Genuine double stitching is when the edge of the leather upper is visible on the edge of midsole/sole below the reinforcing strip. This isn’t present on footwear with false double stitching.  It disappears inside the shoe instead.

There’s another third type of false double stitching which is even less effective.  This is footwear that initially appears to have double stitching, but which is only cemented if you look more closely. Look carefully and you’ll see that they are flexible boots with a standard sole that has been a double-stitched look.

In the end it’s not about the appearance though. The footwear’s robustness and stability are what count. And this is where these apparently so similar techniques differ substantially. In "false" double-stitched footwear the sewn-on leather upper is missing as a stabilising element – the bottom of the shoe only hangs in the reinforcing strip. The midsole is stuck to the shaft, but one more seam is much stronger than even the best cement. In other words, if the reinforcing strip or double seam breaks, the boot or shoe can’t be repaired.
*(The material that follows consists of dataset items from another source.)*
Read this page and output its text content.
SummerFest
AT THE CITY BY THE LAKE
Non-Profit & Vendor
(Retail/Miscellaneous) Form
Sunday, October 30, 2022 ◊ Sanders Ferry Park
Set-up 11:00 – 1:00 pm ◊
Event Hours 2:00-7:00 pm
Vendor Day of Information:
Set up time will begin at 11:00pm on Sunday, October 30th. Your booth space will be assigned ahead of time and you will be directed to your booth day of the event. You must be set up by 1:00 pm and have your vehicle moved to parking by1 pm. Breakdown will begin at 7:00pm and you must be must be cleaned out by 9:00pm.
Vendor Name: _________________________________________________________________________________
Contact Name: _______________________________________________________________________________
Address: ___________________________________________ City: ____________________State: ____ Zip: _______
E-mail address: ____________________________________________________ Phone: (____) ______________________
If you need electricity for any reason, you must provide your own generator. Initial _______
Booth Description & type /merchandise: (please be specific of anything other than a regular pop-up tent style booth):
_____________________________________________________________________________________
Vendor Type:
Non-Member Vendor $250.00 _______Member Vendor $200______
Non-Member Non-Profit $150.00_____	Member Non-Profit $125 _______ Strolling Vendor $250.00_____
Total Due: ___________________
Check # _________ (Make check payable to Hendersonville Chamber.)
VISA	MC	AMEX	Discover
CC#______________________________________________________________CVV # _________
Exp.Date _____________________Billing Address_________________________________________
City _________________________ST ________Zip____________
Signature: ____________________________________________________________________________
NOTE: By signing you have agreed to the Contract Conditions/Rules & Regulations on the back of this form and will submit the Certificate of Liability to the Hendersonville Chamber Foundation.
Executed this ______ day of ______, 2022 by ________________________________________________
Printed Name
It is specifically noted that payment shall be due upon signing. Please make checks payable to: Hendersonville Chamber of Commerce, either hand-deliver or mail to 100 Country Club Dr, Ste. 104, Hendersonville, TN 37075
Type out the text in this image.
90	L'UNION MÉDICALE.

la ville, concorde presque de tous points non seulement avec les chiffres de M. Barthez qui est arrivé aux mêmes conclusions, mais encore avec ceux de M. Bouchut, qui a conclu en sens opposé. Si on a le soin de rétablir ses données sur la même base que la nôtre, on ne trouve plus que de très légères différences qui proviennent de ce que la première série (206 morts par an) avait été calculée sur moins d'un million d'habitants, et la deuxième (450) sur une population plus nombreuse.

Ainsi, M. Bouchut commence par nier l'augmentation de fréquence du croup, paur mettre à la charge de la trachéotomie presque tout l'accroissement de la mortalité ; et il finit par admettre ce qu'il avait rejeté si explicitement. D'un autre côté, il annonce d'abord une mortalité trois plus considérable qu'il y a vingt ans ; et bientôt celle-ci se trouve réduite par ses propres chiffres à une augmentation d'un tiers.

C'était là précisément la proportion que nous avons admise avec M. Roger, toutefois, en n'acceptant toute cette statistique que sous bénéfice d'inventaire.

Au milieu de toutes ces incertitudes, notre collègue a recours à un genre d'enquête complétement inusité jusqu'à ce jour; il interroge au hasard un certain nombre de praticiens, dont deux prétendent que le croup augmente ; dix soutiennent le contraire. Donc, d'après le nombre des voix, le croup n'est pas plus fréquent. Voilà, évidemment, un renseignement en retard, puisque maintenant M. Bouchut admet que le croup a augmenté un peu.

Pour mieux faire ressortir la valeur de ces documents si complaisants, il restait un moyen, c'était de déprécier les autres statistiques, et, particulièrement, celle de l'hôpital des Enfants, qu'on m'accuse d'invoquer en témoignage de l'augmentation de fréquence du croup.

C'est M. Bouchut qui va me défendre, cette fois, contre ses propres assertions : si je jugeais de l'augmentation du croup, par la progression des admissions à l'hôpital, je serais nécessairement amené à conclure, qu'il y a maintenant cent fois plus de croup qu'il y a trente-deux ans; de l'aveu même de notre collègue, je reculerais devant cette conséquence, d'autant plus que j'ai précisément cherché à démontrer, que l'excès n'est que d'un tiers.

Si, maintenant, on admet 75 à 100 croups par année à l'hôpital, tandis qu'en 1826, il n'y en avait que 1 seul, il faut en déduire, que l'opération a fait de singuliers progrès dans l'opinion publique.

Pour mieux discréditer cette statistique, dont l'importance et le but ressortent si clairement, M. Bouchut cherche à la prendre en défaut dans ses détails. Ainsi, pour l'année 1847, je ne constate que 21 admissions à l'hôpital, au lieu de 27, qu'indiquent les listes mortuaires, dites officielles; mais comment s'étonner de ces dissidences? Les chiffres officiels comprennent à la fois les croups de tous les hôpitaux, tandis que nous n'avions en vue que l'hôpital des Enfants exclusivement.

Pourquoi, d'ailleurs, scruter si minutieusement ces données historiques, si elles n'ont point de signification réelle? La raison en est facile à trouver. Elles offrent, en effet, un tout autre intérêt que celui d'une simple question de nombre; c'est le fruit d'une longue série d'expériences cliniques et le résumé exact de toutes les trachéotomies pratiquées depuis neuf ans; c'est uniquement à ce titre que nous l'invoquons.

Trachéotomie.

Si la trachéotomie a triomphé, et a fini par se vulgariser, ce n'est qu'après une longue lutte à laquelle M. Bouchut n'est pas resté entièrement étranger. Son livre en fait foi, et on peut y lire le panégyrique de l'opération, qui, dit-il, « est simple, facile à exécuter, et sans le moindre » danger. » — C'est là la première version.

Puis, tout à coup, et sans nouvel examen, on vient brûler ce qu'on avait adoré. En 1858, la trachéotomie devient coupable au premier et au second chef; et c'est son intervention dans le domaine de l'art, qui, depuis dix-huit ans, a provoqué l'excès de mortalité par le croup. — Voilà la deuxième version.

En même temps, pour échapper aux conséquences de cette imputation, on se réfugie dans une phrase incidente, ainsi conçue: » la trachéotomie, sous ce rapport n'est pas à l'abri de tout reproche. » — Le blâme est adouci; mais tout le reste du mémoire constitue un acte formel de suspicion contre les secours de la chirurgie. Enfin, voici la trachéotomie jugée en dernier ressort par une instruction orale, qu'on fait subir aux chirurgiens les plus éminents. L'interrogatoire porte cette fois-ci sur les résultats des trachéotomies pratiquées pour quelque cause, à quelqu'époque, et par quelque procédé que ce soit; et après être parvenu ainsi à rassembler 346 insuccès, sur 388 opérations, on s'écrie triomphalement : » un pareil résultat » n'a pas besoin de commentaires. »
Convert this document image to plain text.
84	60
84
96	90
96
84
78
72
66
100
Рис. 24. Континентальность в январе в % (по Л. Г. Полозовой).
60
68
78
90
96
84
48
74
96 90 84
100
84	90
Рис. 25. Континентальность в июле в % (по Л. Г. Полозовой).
That's not a path we want to take. Our double-stitching is genuine. And it will stay that way.

In the past, the price for the durability of genuine double-stitched footwear was a certain period of time to wear the boots or shoes in. And this wasn't always a pleasant process. Today, modern foam padding, soft leather linings and craftsmanship ensure that double-stitched footwear requires very little, or sometimes no time to wear in.